The country’s top court is set to announce on Thursday morning whether it will hear an appeal brought by Yukon First Nations and conservation groups about the Peel watershed land use plan.
The case stems from the Yukon government’s decision to go against the final recommended land use plan for the watershed.
The 68,000-square kilometre area of Yukon wilderness is in the traditional territory of the First Nation of Nacho Nyak Dun, the Vuntut Gwitchin, the Tr’ondek Hwech’in and the Gwich’in Tribal Council, based in the Northwest Territories.
In 2014, the government unveiled its final land use plan for the watershed that saw 71 per cent of it open for staking.
By comparison, the planning commission’s recommended plan, developed over years of consultation with First Nations and the government, called for only 20 per cent of the remote region to be open to development.
In December 2014, Yukon Supreme Court Justice Ron Veale quashed the government’s plan. The government, he ruled, couldn’t introduce changes to the final plan that hadn’t been discussed at any earlier stages of the process.
Last year, the Yukon Court of Appeal partially sided with Veale but ordered the government to go back to an earlier step of the consultation. That could give the Yukon government a chance to press ahead with its plans for the Peel, after conducting adequate consultation.
“Yukon undermined reconciliation by failing to honour the letter and spirit of its treaty obligations,” the court ruled.
The First Nations took issue with the court of appeal’s remedy and want it changed back to what Justice Veale ordered.
“It is essentially giving them another kick at the can,” said Jeff Langlois, lawyer for the Gwich’in Tribal Council, about the remedy.
“How does that advance reconciliation between the parties?”
The Gwich’in Tribal Council is the largest landowner in the Peel watershed.
It didn’t bring the legal action but got intervenor status, basically supporting the other First Nations’ case.
The appropriate remedy is to implement the final recommended plan, Langlois said.

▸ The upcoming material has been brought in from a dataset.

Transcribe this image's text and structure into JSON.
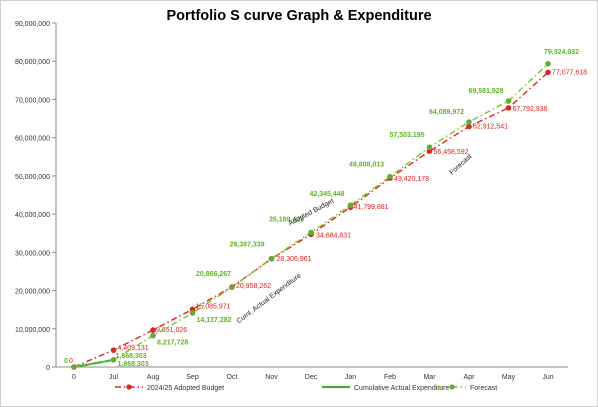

Both Veale and the court of appeal ruled the government introduced changes to the plan without consulting First Nations.
If the Supreme Court of Canada refuses to hear the appeal, it would then be up to the Yukon government to release a new recommended land use plan.
It would have to consult with First Nations before issuing a final plan.
And even once the final recommended plan is adopted, there are ways it could be modified, Langlois noted.
“It’s not like it’s locked in for a million years,” he said.
“The final recommended plan has procedures to amend it.”
If the court decides to hear the case, it will take at least six months before a hearing can be scheduled, said Langlois.